The year was 1971. The place Bali. Two men stood on a reef, holding their surfboards, facing the ocean. They were about to surf a break no-one had ever surfed before. Its name: Uluwatu.
The surf beyond them was a heart-stopping eight to 10 feet and it seemed, at first sight, that the waves just kept coming.
The scene, which later graced the movie poster for Morning of the Earth, would become an iconic image for thousands of surfers across the globe. It would also become the calling card for Bali and begin Australia's love affair with the island.
As they stood looking seaward, the man on the left, Rusty Miller, recalls that he was captivated, but at the same time aware that he had a much bigger task at hand: "I was thinking, how do we get out? I mean, I knew how we'd get out, but keep in mind there was no duck-diving and no leg ropes."
To his right stood 15-year-old Stephen Cooney with a board not much bigger than himself at five feet, nine inches.

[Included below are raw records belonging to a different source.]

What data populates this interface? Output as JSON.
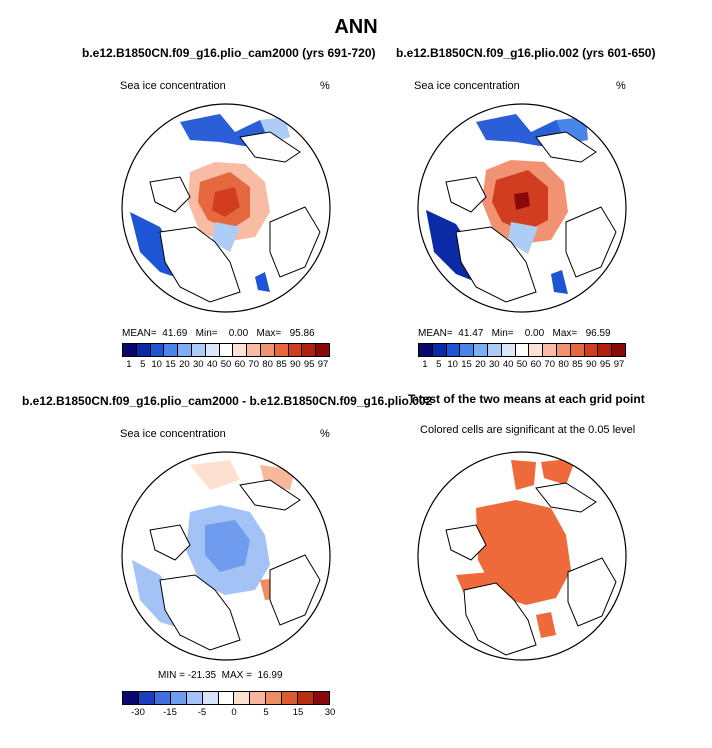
{
  "figure_title": "ANN",
  "colors": {
    "sic": [
      "#08086e",
      "#0b2aa6",
      "#1d55d4",
      "#4a86ea",
      "#7eaef2",
      "#aecdf6",
      "#dbe8fb",
      "#ffffff",
      "#fde1d4",
      "#f8bba4",
      "#f19372",
      "#e5683f",
      "#d13e1f",
      "#b0200f",
      "#8a0a0a"
    ],
    "diff": [
      "#08086e",
      "#1b3fbf",
      "#3f6fe0",
      "#6f9cef",
      "#a3c2f6",
      "#d4e2fb",
      "#ffffff",
      "#fde0d0",
      "#f8b89c",
      "#ef8c62",
      "#db5b2f",
      "#b8300f",
      "#8a0a0a"
    ],
    "sig": "#ee6a3a",
    "land_outline": "#000000"
  },
  "panels": {
    "p1": {
      "title": "b.e12.B1850CN.f09_g16.plio_cam2000 (yrs 691-720)",
      "left_label": "Sea ice concentration",
      "right_label": "%",
      "stats": "MEAN=  41.69   Min=    0.00   Max=   95.86",
      "cbar_ticks": [
        "1",
        "5",
        "10",
        "15",
        "20",
        "30",
        "40",
        "50",
        "60",
        "70",
        "80",
        "85",
        "90",
        "95",
        "97"
      ]
    },
    "p2": {
      "title": "b.e12.B1850CN.f09_g16.plio.002 (yrs 601-650)",
      "left_label": "Sea ice concentration",
      "right_label": "%",
      "stats": "MEAN=  41.47   Min=    0.00   Max=   96.59",
      "cbar_ticks": [
        "1",
        "5",
        "10",
        "15",
        "20",
        "30",
        "40",
        "50",
        "60",
        "70",
        "80",
        "85",
        "90",
        "95",
        "97"
      ]
    },
    "p3": {
      "title": "b.e12.B1850CN.f09_g16.plio_cam2000 - b.e12.B1850CN.f09_g16.plio.002",
      "left_label": "Sea ice concentration",
      "right_label": "%",
      "stats": "MIN = -21.35  MAX =  16.99",
      "cbar_ticks": [
        "-30",
        "-15",
        "-5",
        "0",
        "5",
        "15",
        "30"
      ]
    },
    "p4": {
      "title": "T-test of the two means at each grid point",
      "subtitle": "Colored cells are significant at the 0.05 level"
    }
  }
}
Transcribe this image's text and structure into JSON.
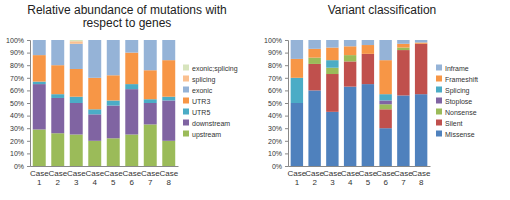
{
  "chart_data": [
    {
      "type": "bar",
      "title": "Relative abundance of mutations with respect to genes",
      "stacked": true,
      "legend": "right",
      "categories": [
        "Case 1",
        "Case 2",
        "Case 3",
        "Case 4",
        "Case 5",
        "Case 6",
        "Case 7",
        "Case 8"
      ],
      "ylim": [
        0,
        100
      ],
      "yticks": [
        {
          "value": 0,
          "label": "0%"
        },
        {
          "value": 10,
          "label": "10%"
        },
        {
          "value": 20,
          "label": "20%"
        },
        {
          "value": 30,
          "label": "30%"
        },
        {
          "value": 40,
          "label": "40%"
        },
        {
          "value": 50,
          "label": "50%"
        },
        {
          "value": 60,
          "label": "60%"
        },
        {
          "value": 70,
          "label": "70%"
        },
        {
          "value": 80,
          "label": "80%"
        },
        {
          "value": 90,
          "label": "90%"
        },
        {
          "value": 100,
          "label": "100%"
        }
      ],
      "series": [
        {
          "name": "upstream",
          "color": "#9bbb59",
          "values": [
            29,
            26,
            25,
            20,
            22,
            25,
            33,
            20
          ]
        },
        {
          "name": "downstream",
          "color": "#8064a2",
          "values": [
            36,
            28,
            25,
            21,
            26,
            36,
            17,
            32
          ]
        },
        {
          "name": "UTR5",
          "color": "#4bacc6",
          "values": [
            2,
            3,
            5,
            4,
            4,
            4,
            3,
            3
          ]
        },
        {
          "name": "UTR3",
          "color": "#f79646",
          "values": [
            21,
            23,
            22,
            25,
            20,
            25,
            23,
            29
          ]
        },
        {
          "name": "exonic",
          "color": "#95b3d7",
          "values": [
            12,
            20,
            20,
            30,
            28,
            10,
            24,
            16
          ]
        },
        {
          "name": "splicing",
          "color": "#fac090",
          "values": [
            0,
            0,
            2,
            0,
            0,
            0,
            0,
            0
          ]
        },
        {
          "name": "exonic;splicing",
          "color": "#d7e4bd",
          "values": [
            0,
            0,
            1,
            0,
            0,
            0,
            0,
            0
          ]
        }
      ]
    },
    {
      "type": "bar",
      "title": "Variant classification",
      "stacked": true,
      "legend": "right",
      "categories": [
        "Case 1",
        "Case 2",
        "Case 3",
        "Case 4",
        "Case 5",
        "Case 6",
        "Case 7",
        "Case 8"
      ],
      "ylim": [
        0,
        100
      ],
      "yticks": [
        {
          "value": 0,
          "label": "0%"
        },
        {
          "value": 10,
          "label": "10%"
        },
        {
          "value": 20,
          "label": "20%"
        },
        {
          "value": 30,
          "label": "30%"
        },
        {
          "value": 40,
          "label": "40%"
        },
        {
          "value": 50,
          "label": "50%"
        },
        {
          "value": 60,
          "label": "60%"
        },
        {
          "value": 70,
          "label": "70%"
        },
        {
          "value": 80,
          "label": "80%"
        },
        {
          "value": 90,
          "label": "90%"
        },
        {
          "value": 100,
          "label": "100%"
        }
      ],
      "series": [
        {
          "name": "Missense",
          "color": "#4f81bd",
          "values": [
            50,
            60,
            43,
            63,
            65,
            30,
            56,
            57
          ]
        },
        {
          "name": "Silent",
          "color": "#c0504d",
          "values": [
            0,
            21,
            30,
            20,
            24,
            15,
            36,
            40
          ]
        },
        {
          "name": "Nonsense",
          "color": "#9bbb59",
          "values": [
            0,
            5,
            5,
            5,
            0,
            4,
            2,
            0
          ]
        },
        {
          "name": "Stoplose",
          "color": "#8064a2",
          "values": [
            0,
            0,
            0,
            0,
            0,
            3,
            0,
            0
          ]
        },
        {
          "name": "Splicing",
          "color": "#4bacc6",
          "values": [
            20,
            0,
            6,
            0,
            0,
            5,
            0,
            0
          ]
        },
        {
          "name": "Frameshift",
          "color": "#f79646",
          "values": [
            15,
            7,
            10,
            7,
            7,
            27,
            3,
            1
          ]
        },
        {
          "name": "Inframe",
          "color": "#95b3d7",
          "values": [
            15,
            7,
            6,
            5,
            4,
            16,
            3,
            2
          ]
        }
      ]
    }
  ]
}
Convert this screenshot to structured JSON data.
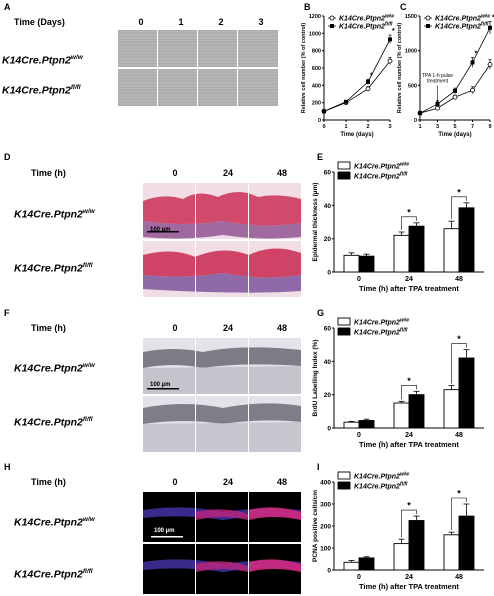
{
  "panels": {
    "A": {
      "letter": "A",
      "time_label": "Time (Days)",
      "cols": [
        "0",
        "1",
        "2",
        "3"
      ]
    },
    "B": {
      "letter": "B"
    },
    "C": {
      "letter": "C"
    },
    "D": {
      "letter": "D",
      "time_label": "Time (h)",
      "cols": [
        "0",
        "24",
        "48"
      ],
      "scale": "100 µm"
    },
    "E": {
      "letter": "E"
    },
    "F": {
      "letter": "F",
      "time_label": "Time (h)",
      "cols": [
        "0",
        "24",
        "48"
      ],
      "scale": "100 µm"
    },
    "G": {
      "letter": "G"
    },
    "H": {
      "letter": "H",
      "time_label": "Time (h)",
      "cols": [
        "0",
        "24",
        "48"
      ],
      "scale": "100 µm"
    },
    "I": {
      "letter": "I"
    }
  },
  "genotypes": {
    "ww_base": "K14Cre.Ptpn2",
    "ww_sup": "w/w",
    "ff_base": "K14Cre.Ptpn2",
    "ff_sup": "fl/fl"
  },
  "chart_data": [
    {
      "id": "B",
      "type": "line",
      "xlabel": "Time (days)",
      "ylabel": "Relative cell number (% of control)",
      "x": [
        0,
        1,
        2,
        3
      ],
      "xticks": [
        "0",
        "1",
        "2",
        "3"
      ],
      "ylim": [
        0,
        1200
      ],
      "yticks": [
        "0",
        "200",
        "400",
        "600",
        "800",
        "1000",
        "1200"
      ],
      "series": [
        {
          "name": "K14Cre.Ptpn2w/w",
          "values": [
            100,
            200,
            360,
            680
          ],
          "err": [
            10,
            15,
            25,
            40
          ],
          "marker": "open"
        },
        {
          "name": "K14Cre.Ptpn2fl/fl",
          "values": [
            100,
            210,
            440,
            930
          ],
          "err": [
            10,
            15,
            30,
            50
          ],
          "marker": "filled"
        }
      ],
      "annotations": [
        "*",
        "*"
      ],
      "legend": "top-left"
    },
    {
      "id": "C",
      "type": "line",
      "xlabel": "Time (days)",
      "ylabel": "Relative cell number (% of control)",
      "x": [
        1,
        3,
        5,
        7,
        9
      ],
      "xticks": [
        "1",
        "3",
        "5",
        "7",
        "9"
      ],
      "ylim": [
        0,
        1500
      ],
      "yticks": [
        "0",
        "500",
        "1000",
        "1500"
      ],
      "series": [
        {
          "name": "K14Cre.Ptpn2w/w",
          "values": [
            100,
            170,
            330,
            430,
            800
          ],
          "err": [
            10,
            20,
            30,
            50,
            70
          ],
          "marker": "open"
        },
        {
          "name": "K14Cre.Ptpn2fl/fl",
          "values": [
            100,
            230,
            420,
            830,
            1330
          ],
          "err": [
            10,
            25,
            40,
            70,
            90
          ],
          "marker": "filled"
        }
      ],
      "annotations": [
        "*",
        "*"
      ],
      "annotation_text": [
        "TPA 1-h pulse",
        "treatment"
      ],
      "legend": "top-left"
    },
    {
      "id": "E",
      "type": "bar",
      "xlabel": "Time (h) after TPA treatment",
      "ylabel": "Epidermal thickness (µm)",
      "categories": [
        "0",
        "24",
        "48"
      ],
      "ylim": [
        0,
        60
      ],
      "yticks": [
        "0",
        "20",
        "40",
        "60"
      ],
      "series": [
        {
          "name": "K14Cre.Ptpn2w/w",
          "values": [
            10,
            22,
            26
          ],
          "err": [
            1.5,
            2,
            4.5
          ],
          "fill": "white"
        },
        {
          "name": "K14Cre.Ptpn2fl/fl",
          "values": [
            9.5,
            27.5,
            38.5
          ],
          "err": [
            1.2,
            2,
            3
          ],
          "fill": "black"
        }
      ],
      "annotations": [
        "*",
        "*"
      ],
      "legend": "top-left"
    },
    {
      "id": "G",
      "type": "bar",
      "xlabel": "Time (h) after TPA treatment",
      "ylabel": "BrdU Labelling Index (%)",
      "categories": [
        "0",
        "24",
        "48"
      ],
      "ylim": [
        0,
        60
      ],
      "yticks": [
        "0",
        "20",
        "40",
        "60"
      ],
      "series": [
        {
          "name": "K14Cre.Ptpn2w/w",
          "values": [
            3.5,
            15,
            23
          ],
          "err": [
            0.5,
            1,
            2.5
          ],
          "fill": "white"
        },
        {
          "name": "K14Cre.Ptpn2fl/fl",
          "values": [
            4.5,
            20,
            42
          ],
          "err": [
            0.8,
            2,
            5
          ],
          "fill": "black"
        }
      ],
      "annotations": [
        "*",
        "*"
      ],
      "legend": "top-left"
    },
    {
      "id": "I",
      "type": "bar",
      "xlabel": "Time (h) after TPA treatment",
      "ylabel": "PCNA positive cells/cm",
      "categories": [
        "0",
        "24",
        "48"
      ],
      "ylim": [
        0,
        400
      ],
      "yticks": [
        "0",
        "100",
        "200",
        "300",
        "400"
      ],
      "series": [
        {
          "name": "K14Cre.Ptpn2w/w",
          "values": [
            35,
            120,
            160
          ],
          "err": [
            8,
            20,
            12
          ],
          "fill": "white"
        },
        {
          "name": "K14Cre.Ptpn2fl/fl",
          "values": [
            55,
            225,
            245
          ],
          "err": [
            5,
            20,
            55
          ],
          "fill": "black"
        }
      ],
      "annotations": [
        "*",
        "*"
      ],
      "legend": "top-left"
    }
  ]
}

Cooney's head was also full of thoughts, as he explains in his autobiography Unearthed: "The villagers who gathered on the cliffs made clear their concerns about us going into the waves citing bad spirits and dangerous waters."

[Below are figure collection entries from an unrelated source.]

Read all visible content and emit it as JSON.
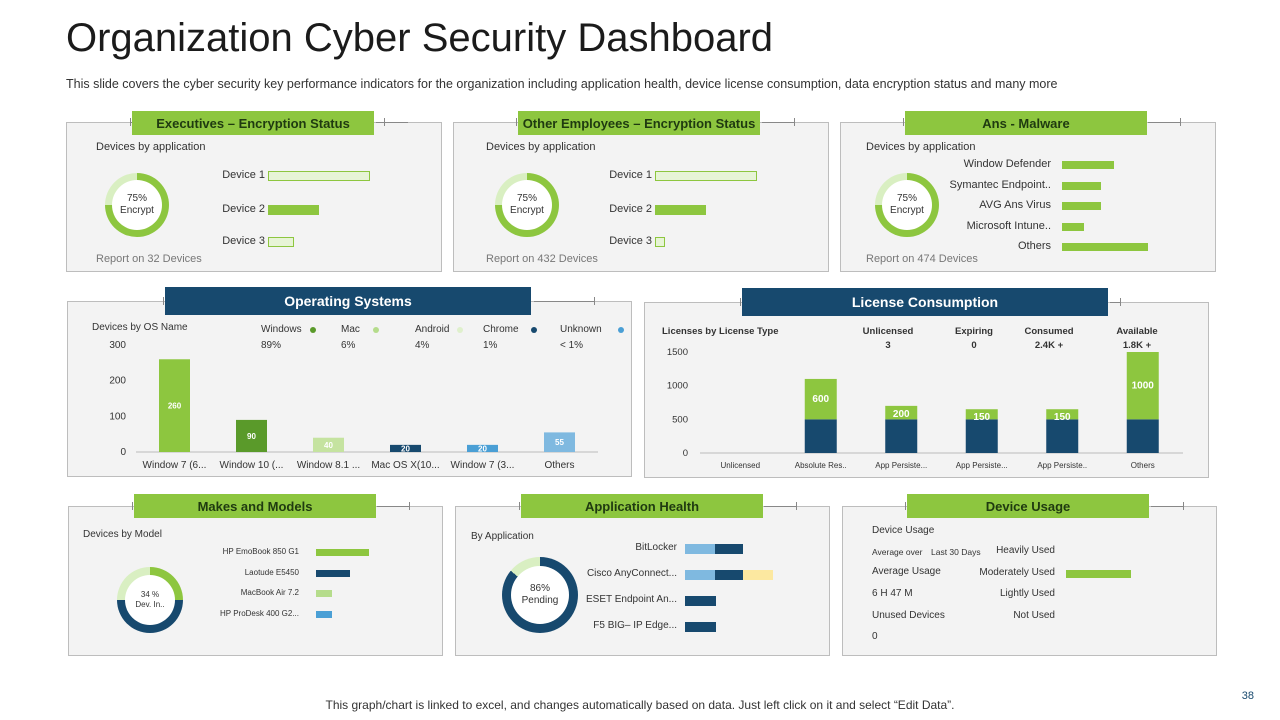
{
  "title": "Organization Cyber Security Dashboard",
  "subtitle": "This slide covers the cyber security key performance  indicators for the organization including application health, device  license consumption, data encryption status and many more",
  "footer": "This graph/chart is linked to excel, and changes automatically based on data. Just left click on it and select “Edit Data”.",
  "page_number": "38",
  "colors": {
    "green": "#8dc63f",
    "navy": "#17496e",
    "light_green": "#c5e3a0",
    "blue": "#4a9fd5",
    "yellow": "#fce8a0",
    "pale_green": "#e7f4d6"
  },
  "exec": {
    "header": "Executives – Encryption Status",
    "label": "Devices by application",
    "donut_line1": "75%",
    "donut_line2": "Encrypt",
    "donut_pct": 75,
    "devices": [
      {
        "name": "Device 1",
        "value": 100,
        "style": "outline"
      },
      {
        "name": "Device 2",
        "value": 50,
        "style": "fill"
      },
      {
        "name": "Device 3",
        "value": 25,
        "style": "outline"
      }
    ],
    "report": "Report on 32 Devices"
  },
  "other": {
    "header": "Other Employees – Encryption Status",
    "label": "Devices by application",
    "donut_line1": "75%",
    "donut_line2": "Encrypt",
    "donut_pct": 75,
    "devices": [
      {
        "name": "Device 1",
        "value": 100,
        "style": "outline"
      },
      {
        "name": "Device 2",
        "value": 50,
        "style": "fill"
      },
      {
        "name": "Device 3",
        "value": 10,
        "style": "outline"
      }
    ],
    "report": "Report on 432 Devices"
  },
  "malware": {
    "header": "Ans - Malware",
    "label": "Devices by application",
    "donut_line1": "75%",
    "donut_line2": "Encrypt",
    "donut_pct": 75,
    "items": [
      {
        "name": "Window Defender",
        "value": 60
      },
      {
        "name": "Symantec Endpoint..",
        "value": 45
      },
      {
        "name": "AVG Ans Virus",
        "value": 45
      },
      {
        "name": "Microsoft Intune..",
        "value": 25
      },
      {
        "name": "Others",
        "value": 100
      }
    ],
    "report": "Report on 474 Devices"
  },
  "os": {
    "header": "Operating Systems",
    "label": "Devices by OS Name",
    "legend": [
      {
        "name": "Windows",
        "pct": "89%",
        "color": "#5a9a2a"
      },
      {
        "name": "Mac",
        "pct": "6%",
        "color": "#b5dc8b"
      },
      {
        "name": "Android",
        "pct": "4%",
        "color": "#dff0cc"
      },
      {
        "name": "Chrome",
        "pct": "1%",
        "color": "#17496e"
      },
      {
        "name": "Unknown",
        "pct": "< 1%",
        "color": "#4a9fd5"
      }
    ]
  },
  "license": {
    "header": "License Consumption",
    "label": "Licenses by License Type",
    "stats": [
      {
        "name": "Unlicensed",
        "value": "3"
      },
      {
        "name": "Expiring",
        "value": "0"
      },
      {
        "name": "Consumed",
        "value": "2.4K +"
      },
      {
        "name": "Available",
        "value": "1.8K +"
      }
    ]
  },
  "makes": {
    "header": "Makes and Models",
    "label": "Devices by Model",
    "donut_line1": "34 %",
    "donut_line2": "Dev. In..",
    "models": [
      {
        "name": "HP EmoBook 850 G1",
        "value": 100,
        "color": "#8dc63f"
      },
      {
        "name": "Laotude E5450",
        "value": 65,
        "color": "#17496e"
      },
      {
        "name": "MacBook Air 7.2",
        "value": 30,
        "color": "#b5dc8b"
      },
      {
        "name": "HP ProDesk 400 G2...",
        "value": 30,
        "color": "#4a9fd5"
      }
    ]
  },
  "apphealth": {
    "header": "Application Health",
    "label": "By Application",
    "donut_line1": "86%",
    "donut_line2": "Pending",
    "donut_pct": 86,
    "apps": [
      {
        "name": "BitLocker",
        "segments": [
          {
            "value": 30,
            "color": "#7fb9e0"
          },
          {
            "value": 28,
            "color": "#17496e"
          }
        ]
      },
      {
        "name": "Cisco AnyConnect...",
        "segments": [
          {
            "value": 30,
            "color": "#7fb9e0"
          },
          {
            "value": 28,
            "color": "#17496e"
          },
          {
            "value": 30,
            "color": "#fce8a0"
          }
        ]
      },
      {
        "name": "ESET  Endpoint An...",
        "segments": [
          {
            "value": 31,
            "color": "#17496e"
          }
        ]
      },
      {
        "name": "F5 BIG– IP Edge...",
        "segments": [
          {
            "value": 31,
            "color": "#17496e"
          }
        ]
      }
    ]
  },
  "usage": {
    "header": "Device Usage",
    "title": "Device Usage",
    "avg_over": "Average  over",
    "last_days": "Last 30 Days",
    "avg_usage_label": "Average  Usage",
    "avg_usage_value": "6 H  47  M",
    "unused_label": "Unused Devices",
    "unused_value": "0",
    "levels": [
      {
        "name": "Heavily Used",
        "value": 0
      },
      {
        "name": "Moderately Used",
        "value": 100
      },
      {
        "name": "Lightly Used",
        "value": 0
      },
      {
        "name": "Not Used",
        "value": 0
      }
    ]
  },
  "chart_data": [
    {
      "type": "bar",
      "title": "Operating Systems",
      "ylabel": "Devices by OS Name",
      "categories": [
        "Window 7 (6...",
        "Window 10 (...",
        "Window 8.1 ...",
        "Mac OS X(10...",
        "Window 7 (3...",
        "Others"
      ],
      "values": [
        260,
        90,
        40,
        20,
        20,
        55
      ],
      "colors": [
        "#8dc63f",
        "#5a9a2a",
        "#c5e3a0",
        "#17496e",
        "#4a9fd5",
        "#7fb9e0"
      ],
      "yticks": [
        0,
        100,
        200,
        300
      ],
      "ylim": [
        0,
        300
      ]
    },
    {
      "type": "bar",
      "stacked": true,
      "title": "License Consumption",
      "ylabel": "Licenses by License Type",
      "categories": [
        "Unlicensed",
        "Absolute Res..",
        "App Persiste...",
        "App Persiste...",
        "App Persiste..",
        "Others"
      ],
      "series": [
        {
          "values": [
            0,
            500,
            500,
            500,
            500,
            500
          ],
          "color": "#17496e"
        },
        {
          "values": [
            0,
            600,
            200,
            150,
            150,
            1000
          ],
          "color": "#8dc63f"
        }
      ],
      "data_labels": [
        "",
        "600",
        "200",
        "150",
        "150",
        "1000"
      ],
      "yticks": [
        0,
        500,
        1000,
        1500
      ],
      "ylim": [
        0,
        1500
      ]
    }
  ]
}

But talking to Cooney about the situation, he clearly wasn't going to be put off.
"All I ever wanted to do was surf, that was my whole mantra," he says. "So the idea of paddling out in these conditions was really exciting for me — and Rusty was there, so he was great company, particularly on those bigger days."
He pauses at this point and then goes on: "In big waves, you're always a little bit edgy. And I'd have to admit on that day, that first big day, I was definitely a little edgy."